Crude oil prices fell at the start of the week due to an anticipated increase in OPEC+ supply and the disappearance of the wartime premium after the Israel-Iran ceasefire.
The global economic outlook remains cautious, with bearish sentiment also influenced by recent manufacturing data from China.
US active drilling rig counts for both oil and gas continued to decline, with oil rigs specifically down by 47 compared to a year ago.
Crude oil prices began trading with a loss this week as traders anticipated another OPEC+ supply boost next month at a rate of 411,000 barrels per day, taking the cumulative increase this year to 1.78 million barrels daily, according to preliminary reports.
At the time of writing, Brent crude was trading at $67.63 per barrel, with West Texas Intermediate at $65.23 per barrel, following Reuters reporting over the weekend that OPEC+ was going to extend its production additions in August. The disappearance of the wartime premium following the Israel-Iran ceasefire added to downward pressure on oil prices.
“We do think the group is most likely to still go ahead with the August accelerated unwinding,” Energy Aspects analyst Richard Bronze said, as quoted by Reuters. OPEC+ is meeting this Sunday to discuss net month’s production plans. Reuters quoted unnamed sources as saying the group may even boost the size of output additions for August.
The outlook for the global economy remains wary, Phillip Nova analyst Priyanka Sachdeva told Reuters earlier today.
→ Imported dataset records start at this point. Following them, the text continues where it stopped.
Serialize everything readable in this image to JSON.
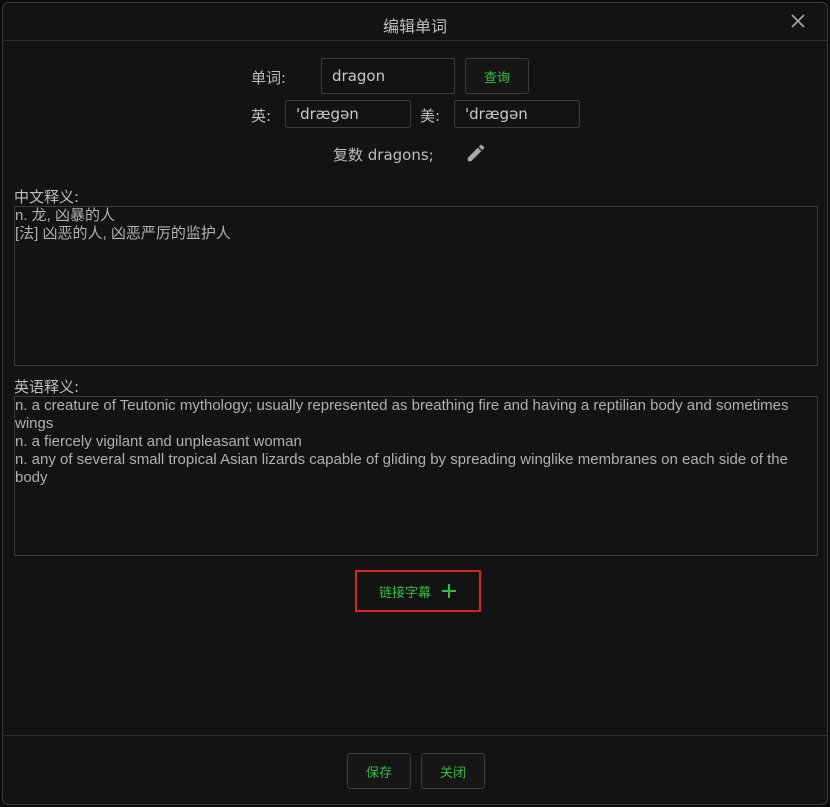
{
  "dialog": {
    "title": "编辑单词"
  },
  "word": {
    "label": "单词:",
    "value": "dragon",
    "lookup_button": "查询"
  },
  "phonetics": {
    "uk_label": "英:",
    "uk_value": "'drægən",
    "us_label": "美:",
    "us_value": "'drægən"
  },
  "forms": {
    "text": "复数 dragons;"
  },
  "chinese_definition": {
    "label": "中文释义:",
    "lines": [
      "n. 龙, 凶暴的人",
      "[法] 凶恶的人, 凶恶严厉的监护人"
    ]
  },
  "english_definition": {
    "label": "英语释义:",
    "lines": [
      "n. a creature of Teutonic mythology; usually represented as breathing fire and having a reptilian body and sometimes wings",
      "n. a fiercely vigilant and unpleasant woman",
      "n. any of several small tropical Asian lizards capable of gliding by spreading winglike membranes on each side of the body"
    ]
  },
  "link_subtitle": {
    "label": "链接字幕"
  },
  "footer": {
    "save_label": "保存",
    "close_label": "关闭"
  },
  "icons": {
    "close": "close-icon",
    "edit": "pencil-icon",
    "add": "plus-icon"
  },
  "colors": {
    "accent_green": "#2fbf3f",
    "highlight_red": "#d92323",
    "background": "#131313"
  }
}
Factory data from China also contributed to the bearish sentiment. According to the latest PMI figures from Beijing’s statistics bureau, manufacturing activity in China rose slightly to 49.7 this month from 49.5 in May but remained below the 50 threshold that marks the difference between growth and contraction. This was the third consecutive month with sub-50 PMI readings.
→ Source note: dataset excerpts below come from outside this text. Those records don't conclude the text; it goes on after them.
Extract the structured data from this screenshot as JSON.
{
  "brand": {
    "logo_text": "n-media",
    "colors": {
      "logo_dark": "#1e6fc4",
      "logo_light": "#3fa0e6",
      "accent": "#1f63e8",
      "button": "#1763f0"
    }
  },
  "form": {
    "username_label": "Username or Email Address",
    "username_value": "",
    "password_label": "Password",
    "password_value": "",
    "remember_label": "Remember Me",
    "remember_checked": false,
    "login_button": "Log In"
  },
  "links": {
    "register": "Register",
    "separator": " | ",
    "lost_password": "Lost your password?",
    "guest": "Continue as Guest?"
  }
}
On the other hand, “Two months of successive improvement, that’s a decent reading given June was the first full month without Trump’s prohibitive 100%-plus tariffs,” said Economist Intelligence Unit analyst Xu Tianchen.
Meanwhile, the active drilling rig count in the United States fell for another week, by six for oil and by two for gas. The total number of active rigs across the U.S. oil patch is now 34 rigs lower than it was a year ago. The decline for oil rigs specifically is 47.